My question is whether ccache's real-world use would benefit from a feature
like this. I can put together a test that looks through people's .ccache
and reports how many good bsdiff candidates there are, and what the
savings would be.

Any opinions ?
___
ccache mailing list
ccache@lists.samba.org
https://lists.samba.org/mailman/listinfo/ccache


Re: [ccache] BSDiff for cache objects

2012-11-12 Thread Jürgen Buchmüller
Am Montag, den 12.11.2012, 13:49 +0200 schrieb Bogdan Harjoc:
 Basically, before writing a new object file, ccache could find a similar
 object in the cache (based on object-code or source-code hashes for
 example)

The main goal of most hashes is to give very distinct results even for
even small changes in the input data, which is why there is not really
an algorithm to compare two files' similarity based on hashes.

Similarity of two files would have to be calculated based on something
that currently isn't available - AFAICT. The savings in size are
probably less important than the expectable performance loss for
building deltas of source and/or object files.

Juergen


___
ccache mailing list
ccache@lists.samba.org
https://lists.samba.org/mailman/listinfo/ccache


Re: [ccache] BSDiff for cache objects

2012-11-12 Thread Bogdan Harjoc
On Mon, Nov 12, 2012 at 2:30 PM, Jürgen Buchmüller pullm...@t-online.dewrote:

 Am Montag, den 12.11.2012, 13:49 +0200 schrieb Bogdan Harjoc:
  Basically, before writing a new object file, ccache could find a similar
  object in the cache (based on object-code or source-code hashes for
  example)

 The main goal of most hashes is to give very distinct results even for
 even small changes in the input data, which is why there is not really
 an algorithm to compare two files' similarity based on hashes.


I should have been more specific.

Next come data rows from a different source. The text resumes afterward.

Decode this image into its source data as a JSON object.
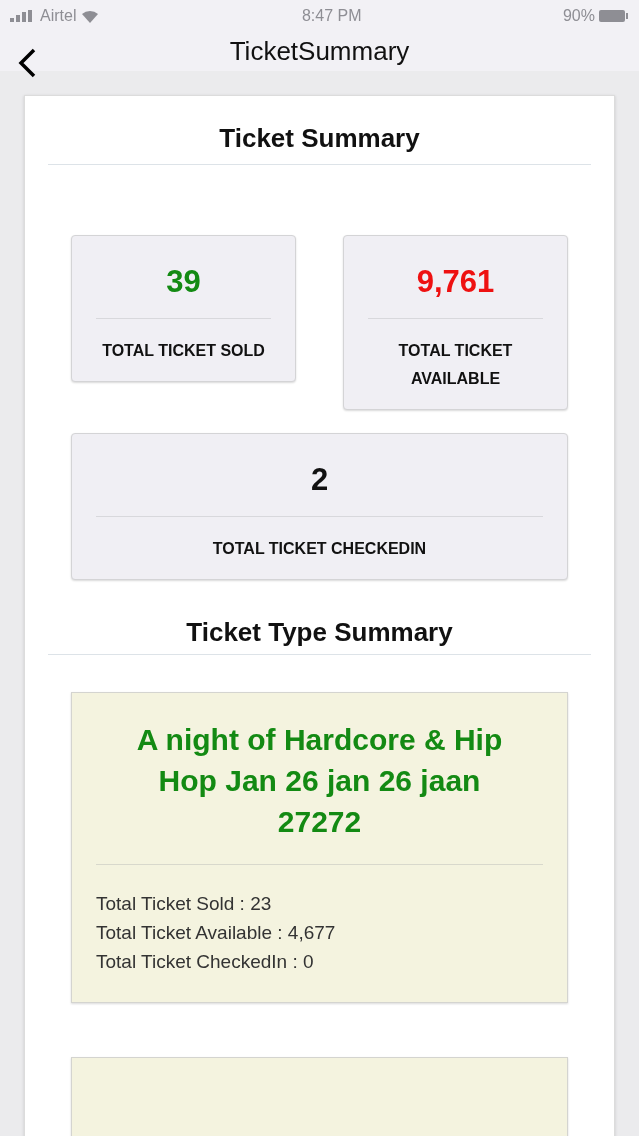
{
  "status_bar": {
    "carrier": "Airtel",
    "time": "8:47 PM",
    "battery": "90%"
  },
  "nav": {
    "title": "TicketSummary"
  },
  "summary": {
    "title": "Ticket Summary",
    "stats": [
      {
        "value": "39",
        "label": "TOTAL TICKET SOLD",
        "color": "#138a13"
      },
      {
        "value": "9,761",
        "label": "TOTAL TICKET AVAILABLE",
        "color": "#ee1111"
      },
      {
        "value": "2",
        "label": "TOTAL TICKET CHECKEDIN",
        "color": "#111111"
      }
    ]
  },
  "type_summary": {
    "title": "Ticket Type Summary",
    "types": [
      {
        "name": "A night of Hardcore & Hip Hop Jan 26 jan 26 jaan 27272",
        "lines": [
          "Total Ticket Sold : 23",
          "Total Ticket Available : 4,677",
          "Total Ticket CheckedIn : 0"
        ]
      },
      {
        "kind": "partial"
      }
    ]
  }
}
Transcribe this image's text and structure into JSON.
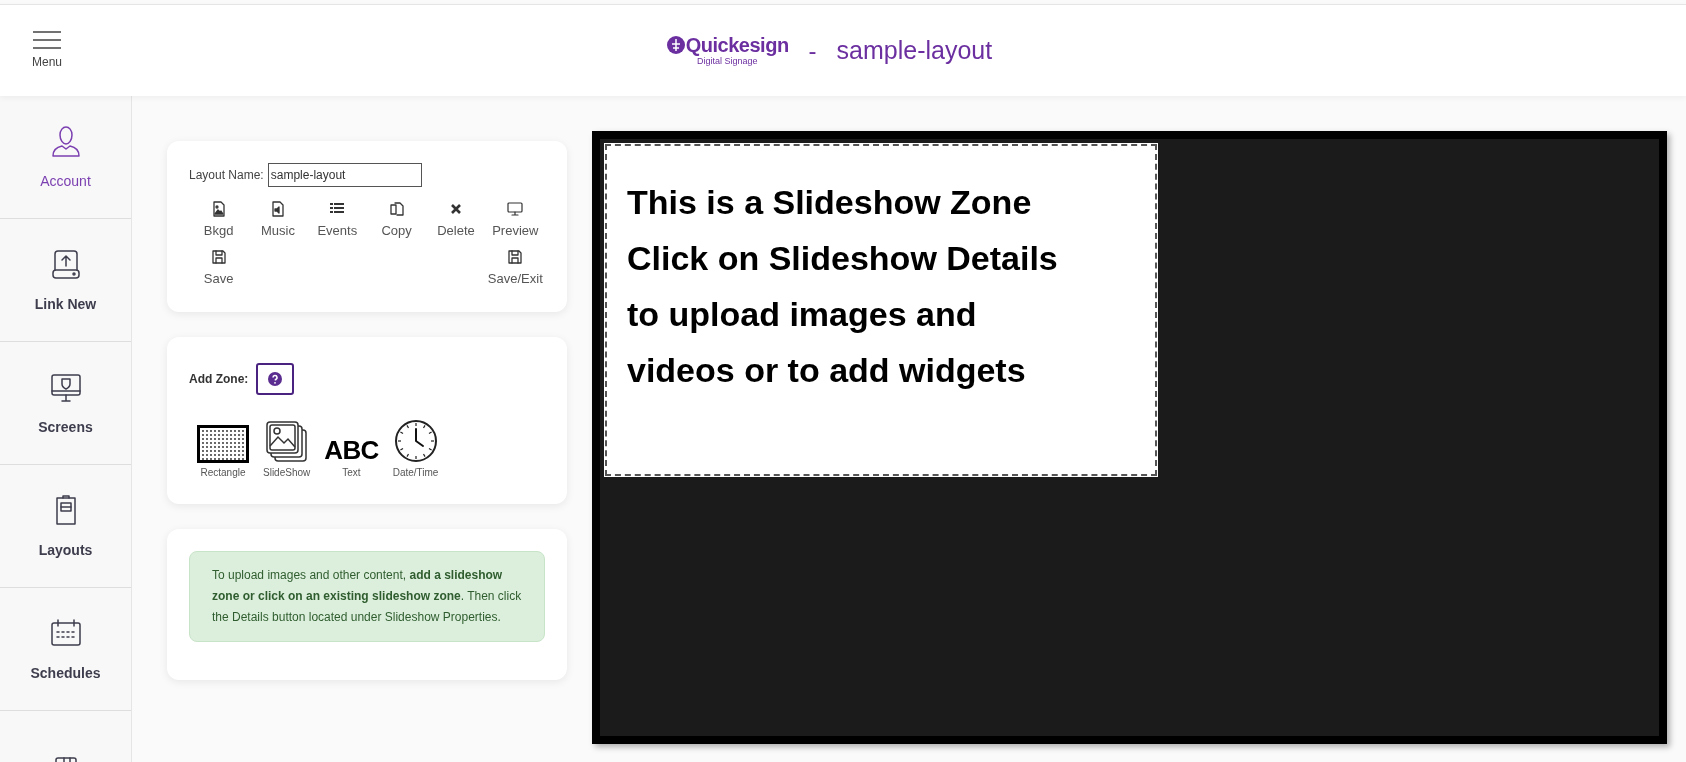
{
  "header": {
    "menu_label": "Menu",
    "brand": "Quickesign",
    "brand_tagline": "Digital Signage",
    "separator": "-",
    "layout_title": "sample-layout"
  },
  "sidebar": {
    "items": [
      {
        "label": "Account",
        "selected": true
      },
      {
        "label": "Link New",
        "selected": false
      },
      {
        "label": "Screens",
        "selected": false
      },
      {
        "label": "Layouts",
        "selected": false
      },
      {
        "label": "Schedules",
        "selected": false
      },
      {
        "selected": false
      }
    ]
  },
  "layout_card": {
    "name_label": "Layout Name:",
    "name_value": "sample-layout",
    "actions": [
      {
        "label": "Bkgd",
        "kind": "image"
      },
      {
        "label": "Music",
        "kind": "music"
      },
      {
        "label": "Events",
        "kind": "list"
      },
      {
        "label": "Copy",
        "kind": "copy"
      },
      {
        "label": "Delete",
        "kind": "delete"
      },
      {
        "label": "Preview",
        "kind": "monitor"
      },
      {
        "label": "Save",
        "kind": "save"
      },
      {
        "label": "Save/Exit",
        "kind": "save"
      }
    ]
  },
  "zone_card": {
    "label": "Add Zone:",
    "zones": [
      {
        "label": "Rectangle",
        "kind": "rectangle"
      },
      {
        "label": "SlideShow",
        "kind": "slideshow"
      },
      {
        "label": "Text",
        "kind": "text",
        "glyph": "ABC"
      },
      {
        "label": "Date/Time",
        "kind": "clock"
      }
    ]
  },
  "info_box": {
    "text": "To upload images and other content, **add a slideshow zone or click on an existing slideshow zone**. Then click the Details button located under Slideshow Properties."
  },
  "canvas": {
    "zones": [
      {
        "lines": [
          "This is a Slideshow Zone",
          "Click on Slideshow Details",
          "to upload images and",
          "videos or to add widgets"
        ]
      }
    ]
  }
}
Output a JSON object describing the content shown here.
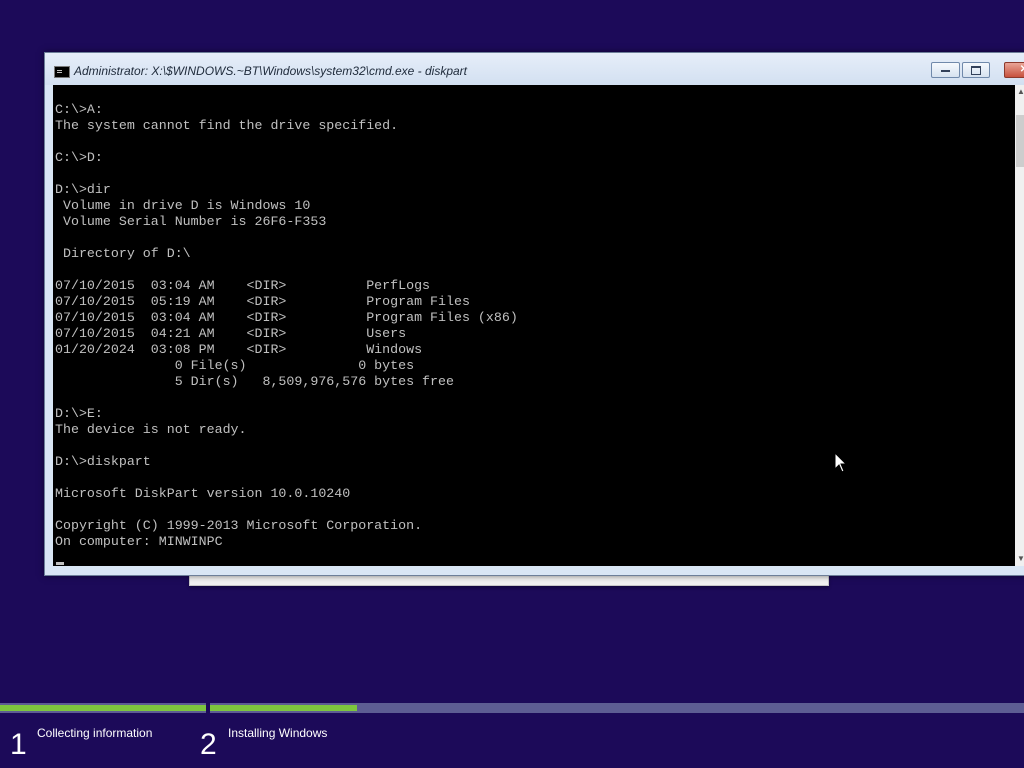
{
  "window": {
    "title": "Administrator: X:\\$WINDOWS.~BT\\Windows\\system32\\cmd.exe - diskpart",
    "icon": "cmd-icon",
    "minimize_icon": "minimize-icon",
    "maximize_icon": "maximize-icon",
    "close_icon": "close-icon",
    "close_label": "✕"
  },
  "console": {
    "lines": [
      "C:\\>A:",
      "The system cannot find the drive specified.",
      "",
      "C:\\>D:",
      "",
      "D:\\>dir",
      " Volume in drive D is Windows 10",
      " Volume Serial Number is 26F6-F353",
      "",
      " Directory of D:\\",
      "",
      "07/10/2015  03:04 AM    <DIR>          PerfLogs",
      "07/10/2015  05:19 AM    <DIR>          Program Files",
      "07/10/2015  03:04 AM    <DIR>          Program Files (x86)",
      "07/10/2015  04:21 AM    <DIR>          Users",
      "01/20/2024  03:08 PM    <DIR>          Windows",
      "               0 File(s)              0 bytes",
      "               5 Dir(s)   8,509,976,576 bytes free",
      "",
      "D:\\>E:",
      "The device is not ready.",
      "",
      "D:\\>diskpart",
      "",
      "Microsoft DiskPart version 10.0.10240",
      "",
      "Copyright (C) 1999-2013 Microsoft Corporation.",
      "On computer: MINWINPC"
    ],
    "colors": {
      "background": "#000000",
      "text": "#c0c0c0"
    }
  },
  "setup": {
    "steps": [
      {
        "number": "1",
        "label": "Collecting information",
        "progress": 1.0
      },
      {
        "number": "2",
        "label": "Installing Windows",
        "progress": 0.18
      }
    ],
    "colors": {
      "background": "#1c0a59",
      "progress_fill": "#7dc63e",
      "progress_track": "#5d5d93"
    }
  },
  "pointer": {
    "icon": "mouse-pointer-icon"
  }
}
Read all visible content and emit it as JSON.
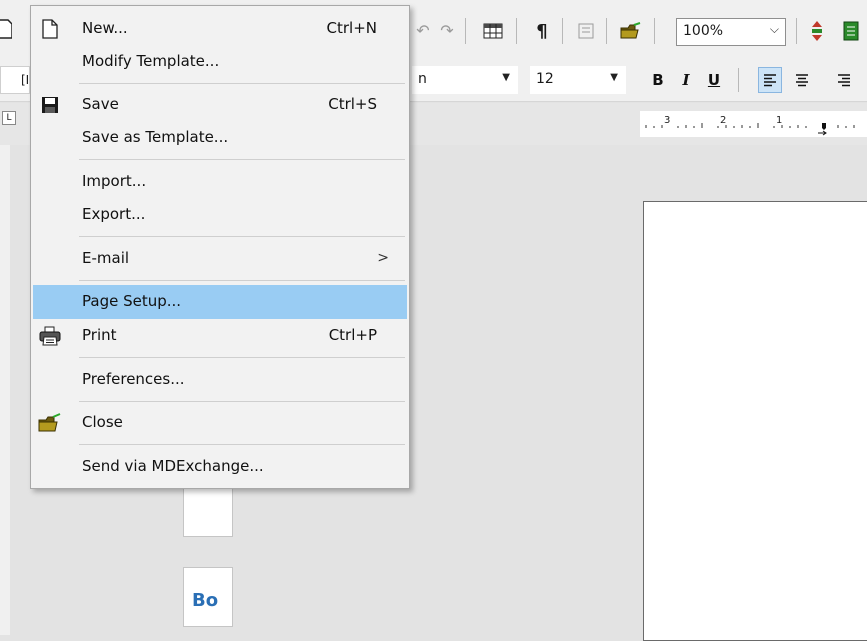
{
  "toolbar": {
    "zoom_value": "100%",
    "font_name_fragment": "n",
    "font_size": "12",
    "left_fragment": "[I",
    "bold_label": "B",
    "italic_label": "I",
    "underline_label": "U"
  },
  "ruler": {
    "numbers": [
      "3",
      "2",
      "1"
    ]
  },
  "document": {
    "text_fragment": "Bo"
  },
  "file_menu": {
    "items": [
      {
        "label": "New...",
        "shortcut": "Ctrl+N",
        "icon": "new-document-icon"
      },
      {
        "label": "Modify Template...",
        "shortcut": "",
        "icon": ""
      },
      {
        "label": "Save",
        "shortcut": "Ctrl+S",
        "icon": "save-icon"
      },
      {
        "label": "Save as Template...",
        "shortcut": "",
        "icon": ""
      },
      {
        "label": "Import...",
        "shortcut": "",
        "icon": ""
      },
      {
        "label": "Export...",
        "shortcut": "",
        "icon": ""
      },
      {
        "label": "E-mail",
        "shortcut": "",
        "icon": "",
        "submenu_arrow": ">"
      },
      {
        "label": "Page Setup...",
        "shortcut": "",
        "icon": "",
        "highlighted": true
      },
      {
        "label": "Print",
        "shortcut": "Ctrl+P",
        "icon": "printer-icon"
      },
      {
        "label": "Preferences...",
        "shortcut": "",
        "icon": ""
      },
      {
        "label": "Close",
        "shortcut": "",
        "icon": "close-folder-icon"
      },
      {
        "label": "Send via MDExchange...",
        "shortcut": "",
        "icon": ""
      }
    ]
  },
  "colors": {
    "highlight": "#99ccf3",
    "menu_bg": "#f2f2f2",
    "toolbar_bg": "#f0f0f0",
    "workspace_bg": "#e3e3e3",
    "accent_text": "#2a6fb5"
  }
}
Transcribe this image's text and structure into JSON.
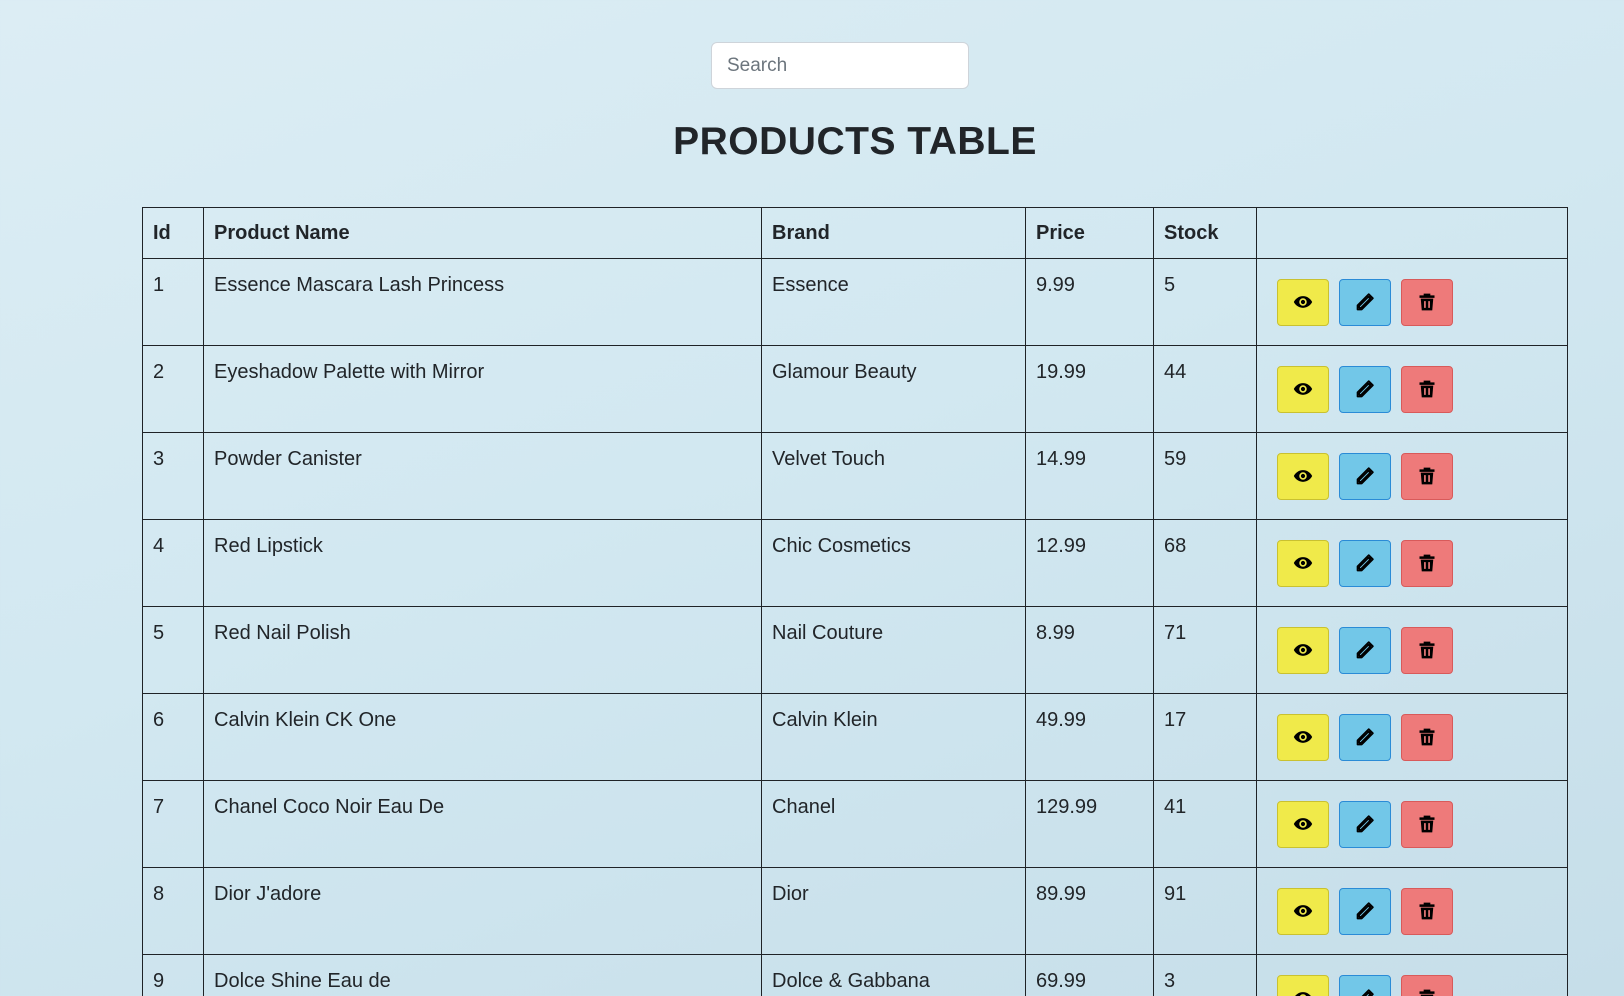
{
  "search": {
    "placeholder": "Search",
    "value": ""
  },
  "page": {
    "title": "PRODUCTS TABLE"
  },
  "table": {
    "headers": {
      "id": "Id",
      "name": "Product Name",
      "brand": "Brand",
      "price": "Price",
      "stock": "Stock",
      "actions": ""
    },
    "rows": [
      {
        "id": "1",
        "name": "Essence Mascara Lash Princess",
        "brand": "Essence",
        "price": "9.99",
        "stock": "5"
      },
      {
        "id": "2",
        "name": "Eyeshadow Palette with Mirror",
        "brand": "Glamour Beauty",
        "price": "19.99",
        "stock": "44"
      },
      {
        "id": "3",
        "name": "Powder Canister",
        "brand": "Velvet Touch",
        "price": "14.99",
        "stock": "59"
      },
      {
        "id": "4",
        "name": "Red Lipstick",
        "brand": "Chic Cosmetics",
        "price": "12.99",
        "stock": "68"
      },
      {
        "id": "5",
        "name": "Red Nail Polish",
        "brand": "Nail Couture",
        "price": "8.99",
        "stock": "71"
      },
      {
        "id": "6",
        "name": "Calvin Klein CK One",
        "brand": "Calvin Klein",
        "price": "49.99",
        "stock": "17"
      },
      {
        "id": "7",
        "name": "Chanel Coco Noir Eau De",
        "brand": "Chanel",
        "price": "129.99",
        "stock": "41"
      },
      {
        "id": "8",
        "name": "Dior J'adore",
        "brand": "Dior",
        "price": "89.99",
        "stock": "91"
      },
      {
        "id": "9",
        "name": "Dolce Shine Eau de",
        "brand": "Dolce & Gabbana",
        "price": "69.99",
        "stock": "3"
      }
    ],
    "row_actions": {
      "view_icon": "eye-icon",
      "edit_icon": "pencil-icon",
      "delete_icon": "trash-icon"
    }
  },
  "colors": {
    "view_button": "#f0ea4a",
    "edit_button": "#72c7e8",
    "delete_button": "#ee7a7a"
  }
}
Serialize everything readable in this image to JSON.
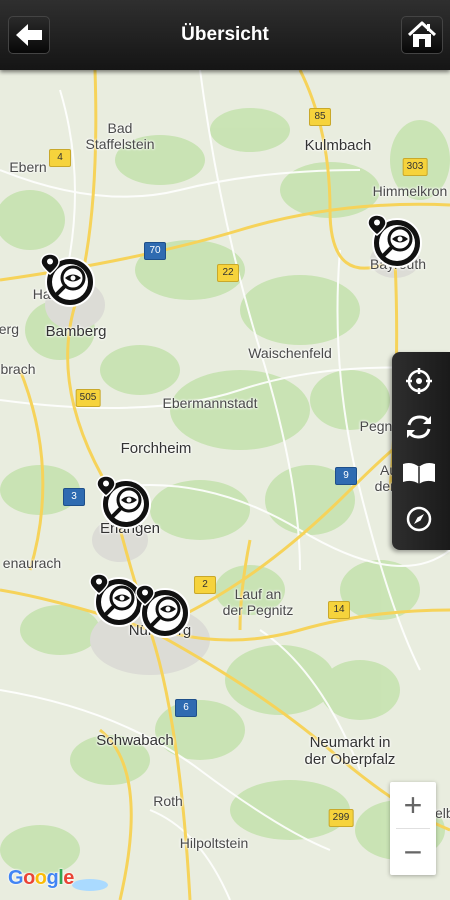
{
  "header": {
    "title": "Übersicht",
    "back_icon": "arrow-left-icon",
    "home_icon": "home-icon"
  },
  "map": {
    "places": [
      {
        "id": "bad-staffelstein",
        "lines": [
          "Bad",
          "Staffelstein"
        ]
      },
      {
        "id": "ebern",
        "lines": [
          "Ebern"
        ]
      },
      {
        "id": "kulmbach",
        "lines": [
          "Kulmbach"
        ]
      },
      {
        "id": "himmelkron",
        "lines": [
          "Himmelkron"
        ]
      },
      {
        "id": "bayreuth",
        "lines": [
          "Bayreuth"
        ]
      },
      {
        "id": "bamberg",
        "lines": [
          "Bamberg"
        ]
      },
      {
        "id": "hallstadt",
        "lines": [
          "Hallstadt"
        ]
      },
      {
        "id": "berg",
        "lines": [
          "berg"
        ]
      },
      {
        "id": "brach",
        "lines": [
          "brach"
        ]
      },
      {
        "id": "waischenfeld",
        "lines": [
          "Waischenfeld"
        ]
      },
      {
        "id": "ebermannstadt",
        "lines": [
          "Ebermannstadt"
        ]
      },
      {
        "id": "forchheim",
        "lines": [
          "Forchheim"
        ]
      },
      {
        "id": "pegnitz",
        "lines": [
          "Pegn"
        ]
      },
      {
        "id": "auerbach",
        "lines": [
          "Auerbach",
          "der Oberpf."
        ]
      },
      {
        "id": "erlangen",
        "lines": [
          "Erlangen"
        ]
      },
      {
        "id": "herzogenaurach",
        "lines": [
          "enaurach"
        ]
      },
      {
        "id": "lauf",
        "lines": [
          "Lauf an",
          "der Pegnitz"
        ]
      },
      {
        "id": "nurnberg",
        "lines": [
          "Nürnberg"
        ]
      },
      {
        "id": "schwabach",
        "lines": [
          "Schwabach"
        ]
      },
      {
        "id": "neumarkt",
        "lines": [
          "Neumarkt in",
          "der Oberpfalz"
        ]
      },
      {
        "id": "roth",
        "lines": [
          "Roth"
        ]
      },
      {
        "id": "hilpoltstein",
        "lines": [
          "Hilpoltstein"
        ]
      },
      {
        "id": "velburg",
        "lines": [
          "Velb"
        ]
      }
    ],
    "routes": [
      {
        "label": "85",
        "style": "yellow"
      },
      {
        "label": "4",
        "style": "yellow"
      },
      {
        "label": "303",
        "style": "yellow"
      },
      {
        "label": "70",
        "style": "blue"
      },
      {
        "label": "22",
        "style": "yellow"
      },
      {
        "label": "505",
        "style": "yellow"
      },
      {
        "label": "9",
        "style": "blue"
      },
      {
        "label": "3",
        "style": "blue"
      },
      {
        "label": "2",
        "style": "yellow"
      },
      {
        "label": "14",
        "style": "yellow"
      },
      {
        "label": "6",
        "style": "blue"
      },
      {
        "label": "299",
        "style": "yellow"
      }
    ],
    "markers": [
      {
        "id": "hallstadt",
        "icon": "eye-magnifier-marker-icon"
      },
      {
        "id": "bayreuth",
        "icon": "eye-magnifier-marker-icon"
      },
      {
        "id": "erlangen",
        "icon": "eye-magnifier-marker-icon"
      },
      {
        "id": "nurnberg-west",
        "icon": "eye-magnifier-marker-icon"
      },
      {
        "id": "nurnberg-east",
        "icon": "eye-magnifier-marker-icon"
      }
    ],
    "attribution": "Google"
  },
  "side_panel": {
    "buttons": [
      {
        "id": "locate",
        "icon": "crosshair-icon"
      },
      {
        "id": "refresh",
        "icon": "refresh-icon"
      },
      {
        "id": "open-book",
        "icon": "open-book-icon"
      },
      {
        "id": "compass",
        "icon": "compass-icon"
      }
    ]
  },
  "zoom": {
    "in_label": "+",
    "out_label": "−"
  },
  "colors": {
    "header": "#1c1c1c",
    "map_land": "#e9eddf",
    "map_forest": "#c8e3b4",
    "road_major": "#f7d35c",
    "motorway_shield": "#2f6bb1"
  }
}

I meant block-hashes, like rsync and
bsdiff do:
http://www.samba.org/~tridge/phd_thesis.pdf

The savings in size are
 probably less important than the expectable performance loss for
 building deltas of source and/or object files.


My concern as well. But an offline ccache-compact that runs every 24h or
so, possibly only creating the 100 hashes once for every new file, should
be pretty fast. And applying a bspatch requires a bunzip2 and going through
a list of INSERT/ADD instructions. It can probably be approximated to just
bunzip2. There is also xdelta which is faster.
___
ccache mailing list
ccache@lists.samba.org
https://lists.samba.org/mailman/listinfo/ccache


Re: [ccache] BSDiff for cache objects

2012-11-12 Thread Bogdan Harjoc
On Mon, Nov 12, 2012 at 3:39 PM, Andrew Stubbs a...@codesourcery.com wrote:

 On 12/11/12 11:49, Bogdan Harjoc wrote:

 Alternatively, a compact operation could be run periodically, that
 compresses the cache using the same approach.


 Is cache size/capacity a very big issue for you?


No but there is room for improvement. This could be optional, like a
CCACHE_COMPRESS that saves 99% instead of 40% when I routinely recompile 20
kernel branches, for example (v2.6.x, 3.0.x, 3.4.x, -git, -next, -ubuntu,
etc).

Or how about a larger cache limit? If you don't have much disk space then
 combining that with CCACHE_HARDLINK might provide a useful saving?
 (Although compression must be disabled and your cache must be on the same
 file-system as your build.)


My opinion is that ccache is a space-speed tradeoff that moves the savings
 balance toward speed-savings and away from space-savings. For the most
 part, users are fine with that, indeed want that, and modifications that
 move that balance back toward space-saving aren't interesting.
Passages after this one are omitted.